Em 2008 conheci o escritor e orientalista José Augusto Maciel Torres, ex-sócio de meu Mestre Li Hon Ki, e tornei-me um colega, freqüentador de sua casa - onde reúne sempre faixas-pretas, terapeutas e figuraças do submundo marcial de Salvador - e interessado ouvinte de seus divertidos "causos" nos anos de militância nas artes marciais e medicina oriental; inteligentíssimo e culto, polemista e conhecido de quase todos os grandes mestres e escolas de luta, suas opiniões sinceras sobre o lixo que envolve os bastidores de muitas artes marciais e as reais origens históricas de outras lhe renderam inúmeros problemas durante os anos 80 e 90. O fato é que ele é o maior escritor de artes marciais do Brasil em número de livros publicados (61) só perdendo para Marco Natali, de quem é amigo pessoal, em número de livros vendidos.
Pois foi justamente o José Augusto quem me convenceu a escrever este livro.
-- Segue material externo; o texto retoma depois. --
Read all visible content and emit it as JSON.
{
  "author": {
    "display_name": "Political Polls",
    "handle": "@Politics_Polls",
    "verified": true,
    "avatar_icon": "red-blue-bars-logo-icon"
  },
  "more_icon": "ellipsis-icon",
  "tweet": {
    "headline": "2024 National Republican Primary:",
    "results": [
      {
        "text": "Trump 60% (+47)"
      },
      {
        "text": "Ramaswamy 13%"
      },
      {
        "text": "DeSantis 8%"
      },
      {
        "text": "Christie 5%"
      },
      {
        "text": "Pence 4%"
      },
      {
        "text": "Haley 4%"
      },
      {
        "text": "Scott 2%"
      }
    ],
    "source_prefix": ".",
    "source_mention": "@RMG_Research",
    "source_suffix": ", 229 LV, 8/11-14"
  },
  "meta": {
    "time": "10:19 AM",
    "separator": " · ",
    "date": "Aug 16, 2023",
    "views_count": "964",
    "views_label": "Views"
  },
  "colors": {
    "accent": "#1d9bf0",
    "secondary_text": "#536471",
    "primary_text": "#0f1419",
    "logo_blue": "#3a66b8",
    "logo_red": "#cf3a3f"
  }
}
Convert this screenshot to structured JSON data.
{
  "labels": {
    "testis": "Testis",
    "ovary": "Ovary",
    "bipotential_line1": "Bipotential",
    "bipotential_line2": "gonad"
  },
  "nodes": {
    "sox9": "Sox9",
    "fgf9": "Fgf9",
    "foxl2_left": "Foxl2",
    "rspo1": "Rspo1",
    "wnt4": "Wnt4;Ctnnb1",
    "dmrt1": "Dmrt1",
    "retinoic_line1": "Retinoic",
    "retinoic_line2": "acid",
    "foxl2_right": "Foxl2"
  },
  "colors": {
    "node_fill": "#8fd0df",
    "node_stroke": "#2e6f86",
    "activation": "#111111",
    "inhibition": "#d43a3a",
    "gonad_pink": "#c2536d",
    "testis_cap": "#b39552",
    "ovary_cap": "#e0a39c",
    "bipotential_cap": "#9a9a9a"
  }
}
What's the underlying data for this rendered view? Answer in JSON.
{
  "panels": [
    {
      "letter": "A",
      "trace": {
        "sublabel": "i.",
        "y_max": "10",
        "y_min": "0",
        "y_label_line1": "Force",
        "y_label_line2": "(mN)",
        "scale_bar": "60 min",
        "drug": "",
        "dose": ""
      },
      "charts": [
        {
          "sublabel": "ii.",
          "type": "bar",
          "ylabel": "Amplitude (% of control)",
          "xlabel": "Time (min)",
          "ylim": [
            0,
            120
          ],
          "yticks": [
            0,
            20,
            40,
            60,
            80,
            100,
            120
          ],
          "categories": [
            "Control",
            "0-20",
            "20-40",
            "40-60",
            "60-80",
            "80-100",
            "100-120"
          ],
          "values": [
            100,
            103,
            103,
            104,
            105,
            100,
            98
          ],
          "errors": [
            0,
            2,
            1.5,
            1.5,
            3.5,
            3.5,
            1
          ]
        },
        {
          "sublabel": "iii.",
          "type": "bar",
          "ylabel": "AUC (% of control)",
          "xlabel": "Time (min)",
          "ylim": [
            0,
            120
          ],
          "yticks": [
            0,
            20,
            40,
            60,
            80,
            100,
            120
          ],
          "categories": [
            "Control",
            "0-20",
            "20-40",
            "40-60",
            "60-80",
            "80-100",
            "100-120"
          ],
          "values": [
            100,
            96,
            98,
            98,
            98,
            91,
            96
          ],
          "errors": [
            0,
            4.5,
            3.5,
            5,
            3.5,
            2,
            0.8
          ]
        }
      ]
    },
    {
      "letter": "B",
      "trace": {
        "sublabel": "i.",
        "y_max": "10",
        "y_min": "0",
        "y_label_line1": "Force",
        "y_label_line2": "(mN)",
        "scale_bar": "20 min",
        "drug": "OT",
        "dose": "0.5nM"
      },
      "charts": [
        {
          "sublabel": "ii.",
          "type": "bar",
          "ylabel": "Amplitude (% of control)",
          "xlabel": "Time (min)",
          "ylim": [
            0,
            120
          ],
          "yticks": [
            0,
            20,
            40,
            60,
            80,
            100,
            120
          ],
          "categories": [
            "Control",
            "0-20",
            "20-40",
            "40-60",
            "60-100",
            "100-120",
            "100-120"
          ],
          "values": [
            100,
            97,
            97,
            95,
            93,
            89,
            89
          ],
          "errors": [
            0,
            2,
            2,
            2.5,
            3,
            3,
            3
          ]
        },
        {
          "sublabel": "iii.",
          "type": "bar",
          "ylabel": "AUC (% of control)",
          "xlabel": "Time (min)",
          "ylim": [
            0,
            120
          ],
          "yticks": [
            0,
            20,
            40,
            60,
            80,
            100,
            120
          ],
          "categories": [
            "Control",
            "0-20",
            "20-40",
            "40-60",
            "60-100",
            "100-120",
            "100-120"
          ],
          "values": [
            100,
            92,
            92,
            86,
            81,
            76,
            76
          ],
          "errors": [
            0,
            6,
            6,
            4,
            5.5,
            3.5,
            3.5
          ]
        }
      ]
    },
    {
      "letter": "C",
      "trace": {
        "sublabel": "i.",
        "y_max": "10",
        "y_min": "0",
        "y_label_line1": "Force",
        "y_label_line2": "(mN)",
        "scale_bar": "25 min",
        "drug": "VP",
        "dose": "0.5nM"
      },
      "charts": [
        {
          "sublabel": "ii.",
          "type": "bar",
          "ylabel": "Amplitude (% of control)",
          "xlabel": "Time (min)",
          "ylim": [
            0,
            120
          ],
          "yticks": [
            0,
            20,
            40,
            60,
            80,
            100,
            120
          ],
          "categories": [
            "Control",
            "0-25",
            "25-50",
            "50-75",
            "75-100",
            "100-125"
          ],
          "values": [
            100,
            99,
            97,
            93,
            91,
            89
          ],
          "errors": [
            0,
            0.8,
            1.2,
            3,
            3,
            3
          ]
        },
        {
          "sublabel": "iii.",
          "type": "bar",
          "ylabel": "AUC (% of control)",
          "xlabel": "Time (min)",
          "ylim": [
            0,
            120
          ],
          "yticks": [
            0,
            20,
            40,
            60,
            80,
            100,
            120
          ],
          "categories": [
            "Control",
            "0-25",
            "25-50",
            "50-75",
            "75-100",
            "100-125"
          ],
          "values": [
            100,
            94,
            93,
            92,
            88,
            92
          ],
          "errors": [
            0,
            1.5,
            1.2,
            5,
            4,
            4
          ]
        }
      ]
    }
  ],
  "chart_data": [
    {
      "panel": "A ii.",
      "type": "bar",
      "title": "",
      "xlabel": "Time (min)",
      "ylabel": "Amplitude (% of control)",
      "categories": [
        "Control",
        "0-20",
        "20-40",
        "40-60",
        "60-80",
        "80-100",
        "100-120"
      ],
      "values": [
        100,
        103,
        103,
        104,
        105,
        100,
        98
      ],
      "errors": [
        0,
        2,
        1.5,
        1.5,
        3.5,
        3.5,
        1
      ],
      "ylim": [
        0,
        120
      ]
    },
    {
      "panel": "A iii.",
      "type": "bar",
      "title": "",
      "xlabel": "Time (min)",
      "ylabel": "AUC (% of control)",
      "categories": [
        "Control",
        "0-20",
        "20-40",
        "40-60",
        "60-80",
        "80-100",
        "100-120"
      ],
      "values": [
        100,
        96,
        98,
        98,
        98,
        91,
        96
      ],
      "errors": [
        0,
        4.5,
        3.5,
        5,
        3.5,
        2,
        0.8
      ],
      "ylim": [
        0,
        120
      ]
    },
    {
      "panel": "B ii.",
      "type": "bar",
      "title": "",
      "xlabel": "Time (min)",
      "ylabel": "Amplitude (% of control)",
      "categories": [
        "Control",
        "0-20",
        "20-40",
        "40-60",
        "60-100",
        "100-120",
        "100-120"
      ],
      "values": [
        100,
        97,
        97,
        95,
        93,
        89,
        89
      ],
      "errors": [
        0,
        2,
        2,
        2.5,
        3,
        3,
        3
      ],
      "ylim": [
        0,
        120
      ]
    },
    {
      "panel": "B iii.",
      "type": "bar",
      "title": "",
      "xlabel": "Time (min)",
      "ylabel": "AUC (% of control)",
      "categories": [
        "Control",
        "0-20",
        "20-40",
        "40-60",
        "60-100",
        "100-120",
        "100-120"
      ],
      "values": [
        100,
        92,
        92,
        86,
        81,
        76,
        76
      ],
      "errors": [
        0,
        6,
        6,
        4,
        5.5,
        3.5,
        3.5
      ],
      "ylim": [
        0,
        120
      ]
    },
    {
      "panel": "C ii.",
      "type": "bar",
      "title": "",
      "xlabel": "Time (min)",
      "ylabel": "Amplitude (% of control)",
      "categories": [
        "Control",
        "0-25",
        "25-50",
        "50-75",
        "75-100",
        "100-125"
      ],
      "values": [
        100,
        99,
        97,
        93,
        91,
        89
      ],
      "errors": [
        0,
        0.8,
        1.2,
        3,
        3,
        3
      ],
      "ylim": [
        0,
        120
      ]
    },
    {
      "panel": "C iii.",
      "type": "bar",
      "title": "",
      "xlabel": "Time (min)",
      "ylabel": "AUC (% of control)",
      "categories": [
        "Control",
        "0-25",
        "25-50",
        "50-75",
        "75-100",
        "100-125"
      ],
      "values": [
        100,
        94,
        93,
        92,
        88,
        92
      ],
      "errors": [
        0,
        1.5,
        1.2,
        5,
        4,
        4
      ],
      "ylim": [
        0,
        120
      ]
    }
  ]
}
Metade das fotos havia sido feita pelo Mestre de Tai Chi Chuan e Wing Chun Aberto França Gomes; seu envolvimento com a medicina chinesa não lhe dava tempo de escrever e, tendo acesso aos originais do livro, fiquei preocupado em dar palpites sobre certos termos técnicos.
Eu relutei em escrever a obra não por não querer fazê-lo mas fazê-lo do meu jeito. Já havia alguns anos escrevendo na internet sobre Wing Chun sob pseudônimo, e me irritava com freqüência em ver que as escolas, tanto aqui quanto fora, ainda vendiam o Wing Chun como o "bombril" das artes marciais. Ainda hoje é conhecido o slogan de Natali "O mais simples e eficiente dos estilos de kung fu". Mas ele mesmo, escritor brilhante, não era culpado daquilo. Essa propaganda sobre os estilos explosivos e mentalistas do sul da China já tinha mais de cem anos de idade, e não era exclusividade do Wing Chun. Nós passamos a repetir a ladainha dos mestres chineses, acrescida de histórias fantasiosas sobre os superpoderes de Bruce Lee, brilhante ator de cinema morto nos anos 70 e ex-praticante de Wing Chun. Curiosamente, Lee era um dos maiores críticos do Wing Chun, embora tenha emprestado dele a teoria e a maior parte dos golpes do seu Jeet Kune Do.
Depois da popularização do Vale-tudo nos anos 90, nossa arte marcial sofrera um baque porque o discurso não estava batendo com o resultado das lutas, pois quem se arriscava geralmente perdia rápida e ridiculamente. Nos fóruns de discussão, a desculpa preferida dos praticantes era fazer referência às regras das lutas e a supostos golpes mortais tais como dedo no olho (Biu Sao) ou chute no saco (Tiu Gerk), além do clássico chute no joelho (Deng Gerk). Outra frase que me irritava bastante era "não é luta que vence, mas quem está melhor preparado". Muitas vezes a luta simplesmente não estava preparada, e no caso do Wing Chun talvez nunca estivesse, por causa de suas características peculiares. Por outro lado, isto não queria dizer que a luta era ruim. Quem a conhece de verdade sabe disso, e bons lutadores ao conhecer de verdade a técnica entendem por instinto como ela pode ser usada e a respeitam dentro de certos limites. Só é preciso analisa-la objetivamente, despida do discurso proselitista.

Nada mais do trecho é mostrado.